Baba was something of a recluse, who kept odd hours and did his best work at four a.m.; Jillian had joked that if the courts had lights, she’d never get a point off him. She was the more gregarious of the two, so after they’d exhausted themselves bashing balls back and forth it was Jillian who delivered the bulk of the stories for their ritual debrief on a courtside bench. For a man, he was unusually fascinated with teasing out fine filaments of feeling. Thus they used each other as sounding boards about the friends and lovers who came and went. Baba was neither perturbed nor surprised when one of the seniors in Jillian’s dormitory suite came to so revile her company that the moment Jillian entered the suite’s common area the girl flounced back to her room. “You have a strong flavor,” he said. “Some people just don’t like anchovies.”
“Liver,” Jillian corrected with a laugh. “When I walk in, she acts more like someone slid her an enormous slab of offal—overcooked, grainy, and reeking.”

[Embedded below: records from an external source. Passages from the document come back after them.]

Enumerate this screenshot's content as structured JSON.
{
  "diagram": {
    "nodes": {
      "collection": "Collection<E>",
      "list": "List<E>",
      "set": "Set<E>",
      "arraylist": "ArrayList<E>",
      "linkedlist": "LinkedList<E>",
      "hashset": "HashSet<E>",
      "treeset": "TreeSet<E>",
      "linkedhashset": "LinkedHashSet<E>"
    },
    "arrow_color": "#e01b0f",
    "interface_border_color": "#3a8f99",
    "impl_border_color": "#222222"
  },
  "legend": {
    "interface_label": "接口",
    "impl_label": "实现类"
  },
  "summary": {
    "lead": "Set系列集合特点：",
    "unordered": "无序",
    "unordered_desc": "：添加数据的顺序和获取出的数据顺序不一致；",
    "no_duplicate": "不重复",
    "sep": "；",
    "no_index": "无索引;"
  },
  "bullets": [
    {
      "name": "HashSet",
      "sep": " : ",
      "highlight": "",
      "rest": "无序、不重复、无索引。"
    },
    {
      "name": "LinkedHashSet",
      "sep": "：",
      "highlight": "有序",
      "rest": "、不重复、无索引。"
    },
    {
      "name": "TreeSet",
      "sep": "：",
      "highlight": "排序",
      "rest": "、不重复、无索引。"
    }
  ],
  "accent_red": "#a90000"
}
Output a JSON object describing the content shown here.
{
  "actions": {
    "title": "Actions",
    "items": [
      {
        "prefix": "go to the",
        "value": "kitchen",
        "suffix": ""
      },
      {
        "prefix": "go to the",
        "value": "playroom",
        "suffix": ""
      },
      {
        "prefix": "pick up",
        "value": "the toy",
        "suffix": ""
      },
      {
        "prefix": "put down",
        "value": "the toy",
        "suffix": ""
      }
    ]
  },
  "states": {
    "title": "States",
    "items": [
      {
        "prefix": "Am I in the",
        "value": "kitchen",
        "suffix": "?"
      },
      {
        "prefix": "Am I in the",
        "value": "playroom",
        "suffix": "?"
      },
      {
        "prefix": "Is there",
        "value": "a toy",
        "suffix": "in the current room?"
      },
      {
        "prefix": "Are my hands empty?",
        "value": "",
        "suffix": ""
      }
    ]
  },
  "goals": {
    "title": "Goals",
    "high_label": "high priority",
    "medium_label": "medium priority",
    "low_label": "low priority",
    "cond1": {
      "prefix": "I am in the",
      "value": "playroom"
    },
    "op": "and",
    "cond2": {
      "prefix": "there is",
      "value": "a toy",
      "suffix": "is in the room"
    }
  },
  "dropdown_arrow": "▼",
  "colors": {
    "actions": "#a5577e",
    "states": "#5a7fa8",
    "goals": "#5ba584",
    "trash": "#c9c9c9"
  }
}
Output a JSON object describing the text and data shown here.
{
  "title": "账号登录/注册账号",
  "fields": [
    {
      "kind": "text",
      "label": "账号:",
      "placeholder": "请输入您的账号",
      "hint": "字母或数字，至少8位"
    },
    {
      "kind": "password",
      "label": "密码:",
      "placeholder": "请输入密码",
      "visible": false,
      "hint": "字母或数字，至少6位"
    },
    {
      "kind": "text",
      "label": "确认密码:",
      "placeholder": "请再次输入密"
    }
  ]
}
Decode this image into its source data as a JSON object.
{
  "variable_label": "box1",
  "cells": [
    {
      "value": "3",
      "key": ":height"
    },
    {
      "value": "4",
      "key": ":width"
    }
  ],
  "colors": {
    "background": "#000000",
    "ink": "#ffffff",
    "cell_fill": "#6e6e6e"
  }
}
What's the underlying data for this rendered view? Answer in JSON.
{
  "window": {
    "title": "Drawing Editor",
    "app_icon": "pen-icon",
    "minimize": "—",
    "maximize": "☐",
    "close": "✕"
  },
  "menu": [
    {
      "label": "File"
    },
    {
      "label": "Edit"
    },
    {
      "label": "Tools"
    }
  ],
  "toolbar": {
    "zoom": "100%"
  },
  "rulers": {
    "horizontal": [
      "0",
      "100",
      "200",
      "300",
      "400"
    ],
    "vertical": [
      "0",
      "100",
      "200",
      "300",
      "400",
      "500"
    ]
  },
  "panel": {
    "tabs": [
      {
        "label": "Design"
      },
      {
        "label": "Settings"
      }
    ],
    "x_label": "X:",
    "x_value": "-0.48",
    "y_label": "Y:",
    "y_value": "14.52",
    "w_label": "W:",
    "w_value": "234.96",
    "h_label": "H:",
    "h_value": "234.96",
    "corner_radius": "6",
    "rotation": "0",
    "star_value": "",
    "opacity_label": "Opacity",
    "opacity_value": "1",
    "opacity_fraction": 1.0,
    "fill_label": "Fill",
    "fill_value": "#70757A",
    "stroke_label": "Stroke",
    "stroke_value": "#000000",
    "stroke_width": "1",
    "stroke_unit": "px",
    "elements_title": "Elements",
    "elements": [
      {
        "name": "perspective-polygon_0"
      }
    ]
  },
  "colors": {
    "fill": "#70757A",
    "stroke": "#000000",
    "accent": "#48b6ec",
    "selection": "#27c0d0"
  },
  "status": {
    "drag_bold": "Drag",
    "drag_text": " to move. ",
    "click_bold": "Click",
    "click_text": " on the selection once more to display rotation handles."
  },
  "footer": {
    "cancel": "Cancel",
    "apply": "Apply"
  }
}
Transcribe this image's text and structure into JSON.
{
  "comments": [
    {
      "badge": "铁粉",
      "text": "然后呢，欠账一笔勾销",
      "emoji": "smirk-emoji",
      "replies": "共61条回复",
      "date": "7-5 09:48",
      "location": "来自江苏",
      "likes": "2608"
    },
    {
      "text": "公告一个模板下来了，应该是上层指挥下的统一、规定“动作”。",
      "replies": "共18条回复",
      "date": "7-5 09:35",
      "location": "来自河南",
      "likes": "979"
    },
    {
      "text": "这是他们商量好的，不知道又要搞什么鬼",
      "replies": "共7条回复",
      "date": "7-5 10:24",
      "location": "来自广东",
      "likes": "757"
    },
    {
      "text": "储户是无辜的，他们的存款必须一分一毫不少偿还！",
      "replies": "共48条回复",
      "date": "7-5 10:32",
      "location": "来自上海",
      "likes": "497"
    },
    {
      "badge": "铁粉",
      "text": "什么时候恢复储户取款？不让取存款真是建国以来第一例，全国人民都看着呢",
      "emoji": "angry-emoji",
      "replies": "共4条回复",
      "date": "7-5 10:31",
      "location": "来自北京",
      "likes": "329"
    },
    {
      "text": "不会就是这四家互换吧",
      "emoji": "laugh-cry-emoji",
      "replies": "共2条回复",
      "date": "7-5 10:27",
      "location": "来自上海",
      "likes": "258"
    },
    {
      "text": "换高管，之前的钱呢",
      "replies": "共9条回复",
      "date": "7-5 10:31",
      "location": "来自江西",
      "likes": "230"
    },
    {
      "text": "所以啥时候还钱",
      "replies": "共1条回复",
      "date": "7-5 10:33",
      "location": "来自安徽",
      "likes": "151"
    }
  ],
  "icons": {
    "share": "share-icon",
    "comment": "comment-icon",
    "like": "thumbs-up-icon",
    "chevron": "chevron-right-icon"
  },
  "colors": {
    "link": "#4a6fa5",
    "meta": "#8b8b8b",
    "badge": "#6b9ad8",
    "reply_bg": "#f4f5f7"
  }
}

In fact, which badinage proved the more engaging was a toss-up: the assertion and reply on court, or the tête-à-tête when they were through. One conversation seemed a continuation of the other by different means. As a walloping approach shot could be followed by a dink, Baba would no sooner have questioned on the bench whether it was really worth his while to complete his degree at William and Lee (the interest he was rounding on was computer networks, a field transforming so quickly that most of what he was studying was out of date) than Jillian would mention having discovered a great five-minute recipe for parmesan chicken. The conversational ball skittered across all four corners of their lives, from lofty speculative lobs about how, if energy was neither created nor destroyed, could that mean there was necessarily life after death—or even life before life?—to single put-aways about how Jerry Springer had a campy appeal at first, but ultimately was unendurable. It was with Baba that Jillian first began to haltingly explore that maybe she didn’t want to “be” something she wasn’t already, and with whom she initially considered the possibility of making things outside the confines of the pompous, overwhelmingly bogus art world. Together they agreed on the importance of owning their own lives, and their own time; they viewed the nine-to-five slog of a wage earner with a mutual shudder.
Jillian finally settled on a suitably diffuse degree on cross-fertilization in the arts (which got her adulthood off to a thematically pertinent start by serving no earthly purpose) while Baba’s major had more of a science bent (she could no longer remember what it was)—she loitered in Lexington, tutoring lagging local high schoolers in grammar, vocabulary, and math, often for SAT prep. That was the mid-1990s, when the internet was taking off, and as a freelance website designer Baba easily snagged as much work as he cared to handle. So from the start, they both did jobs you could do from anywhere.
But if you could be anywhere, you could also stay put. Lexington was a pleasant college town, with distinguished colonial architecture and energizing infusions of tourists and Civil War buffs. Virginia weather was clement, spring through fall. And what mattered, other than Jillian’s pointless, peculiar projects—the hand-sewn drapes with hokey tassels, the collage of quirky headlines (“Woman Sues for Being Born”)—was being able to play tennis with your ideal partner three times a week.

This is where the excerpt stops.